Why every finite non-abelian simple group of order $n$ has a proper subgroup of index at most $kn^{\frac{3}{7}}$?

Question

Can anyone please clarify me on why every finite non-abelian simple group of order $n$ has a proper subgroup of index at most $kn^{\frac{3}{7}}$ for some positive constant $k$? Thanks

Answer 1

$A_d$ has $A_{d-1}$ has a subgroup, so it's true with a much better bound for the alternating groups. That leaves the finite simple groups of Lie type.

At this point I'm only going to talk about $\text{PSL}_d(\mathbb{F}_q)$. I'll also only work up to a multiplicative constant or maybe worse.

Finding subgroups of small index is equivalent to finding small sets on which a group acts transitively. $\text{PSL}_d(\mathbb{F}_q)$ naturally acts transitively on $\mathbb{P}^{d-1}(\mathbb{F}_q)$, which has size $\sim q^{d-1}$. Now, $\text{PSL}_d(\mathbb{F}_q)$ itself has size $n \sim q^{d^2 - 1}$, so we've found a subgroup of index $\sim n^{ \frac{1}{d+1} }$. Since $d \ge 2$, we have $\frac{1}{d + 1} \le \frac{1}{3} < \frac{3}{7}$, so the bound is satisfied here.

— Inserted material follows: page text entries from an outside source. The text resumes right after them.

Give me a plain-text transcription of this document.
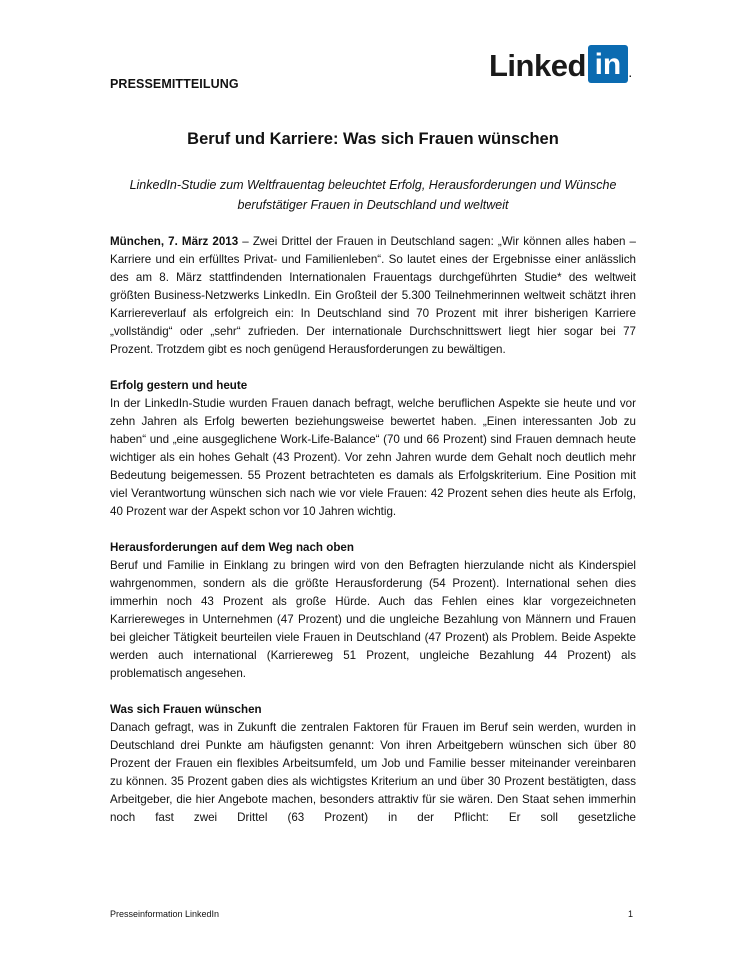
PRESSEMITTEILUNG
Linked in .
Beruf und Karriere: Was sich Frauen wünschen
LinkedIn-Studie zum Weltfrauentag beleuchtet Erfolg, Herausforderungen und Wünsche berufstätiger Frauen in Deutschland und weltweit

München, 7. März 2013 – Zwei Drittel der Frauen in Deutschland sagen: „Wir können alles haben – Karriere und ein erfülltes Privat- und Familienleben“. So lautet eines der Ergebnisse einer anlässlich des am 8. März stattfindenden Internationalen Frauentags durchgeführten Studie* des weltweit größten Business-Netzwerks LinkedIn. Ein Großteil der 5.300 Teilnehmerinnen weltweit schätzt ihren Karriereverlauf als erfolgreich ein: In Deutschland sind 70 Prozent mit ihrer bisherigen Karriere „vollständig“ oder „sehr“ zufrieden. Der internationale Durchschnittswert liegt hier sogar bei 77 Prozent. Trotzdem gibt es noch genügend Herausforderungen zu bewältigen.

Erfolg gestern und heute

In der LinkedIn-Studie wurden Frauen danach befragt, welche beruflichen Aspekte sie heute und vor zehn Jahren als Erfolg bewerten beziehungsweise bewertet haben. „Einen interessanten Job zu haben“ und „eine ausgeglichene Work-Life-Balance“ (70 und 66 Prozent) sind Frauen demnach heute wichtiger als ein hohes Gehalt (43 Prozent). Vor zehn Jahren wurde dem Gehalt noch deutlich mehr Bedeutung beigemessen. 55 Prozent betrachteten es damals als Erfolgskriterium. Eine Position mit viel Verantwortung wünschen sich nach wie vor viele Frauen: 42 Prozent sehen dies heute als Erfolg, 40 Prozent war der Aspekt schon vor 10 Jahren wichtig.

Herausforderungen auf dem Weg nach oben

Beruf und Familie in Einklang zu bringen wird von den Befragten hierzulande nicht als Kinderspiel wahrgenommen, sondern als die größte Herausforderung (54 Prozent). International sehen dies immerhin noch 43 Prozent als große Hürde. Auch das Fehlen eines klar vorgezeichneten Karriereweges in Unternehmen (47 Prozent) und die ungleiche Bezahlung von Männern und Frauen bei gleicher Tätigkeit beurteilen viele Frauen in Deutschland (47 Prozent) als Problem. Beide Aspekte werden auch international (Karriereweg 51 Prozent, ungleiche Bezahlung 44 Prozent) als problematisch angesehen.

Was sich Frauen wünschen

Danach gefragt, was in Zukunft die zentralen Faktoren für Frauen im Beruf sein werden, wurden in Deutschland drei Punkte am häufigsten genannt: Von ihren Arbeitgebern wünschen sich über 80 Prozent der Frauen ein flexibles Arbeitsumfeld, um Job und Familie besser miteinander vereinbaren zu können. 35 Prozent gaben dies als wichtigstes Kriterium an und über 30 Prozent bestätigten, dass Arbeitgeber, die hier Angebote machen, besonders attraktiv für sie wären. Den Staat sehen immerhin noch fast zwei Drittel (63 Prozent) in der Pflicht: Er soll gesetzliche

Presseinformation LinkedIn	1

The $\frac{3}{7}$ bound might be tight for one of the other infinite families of groups of Lie type, but I don't know enough about them to say. In any case they should all have transitive actions that look roughly like the above so I imagine the argument isn't difficult, although it might be tedious. For example the orthogonalish groups act on unit spheres.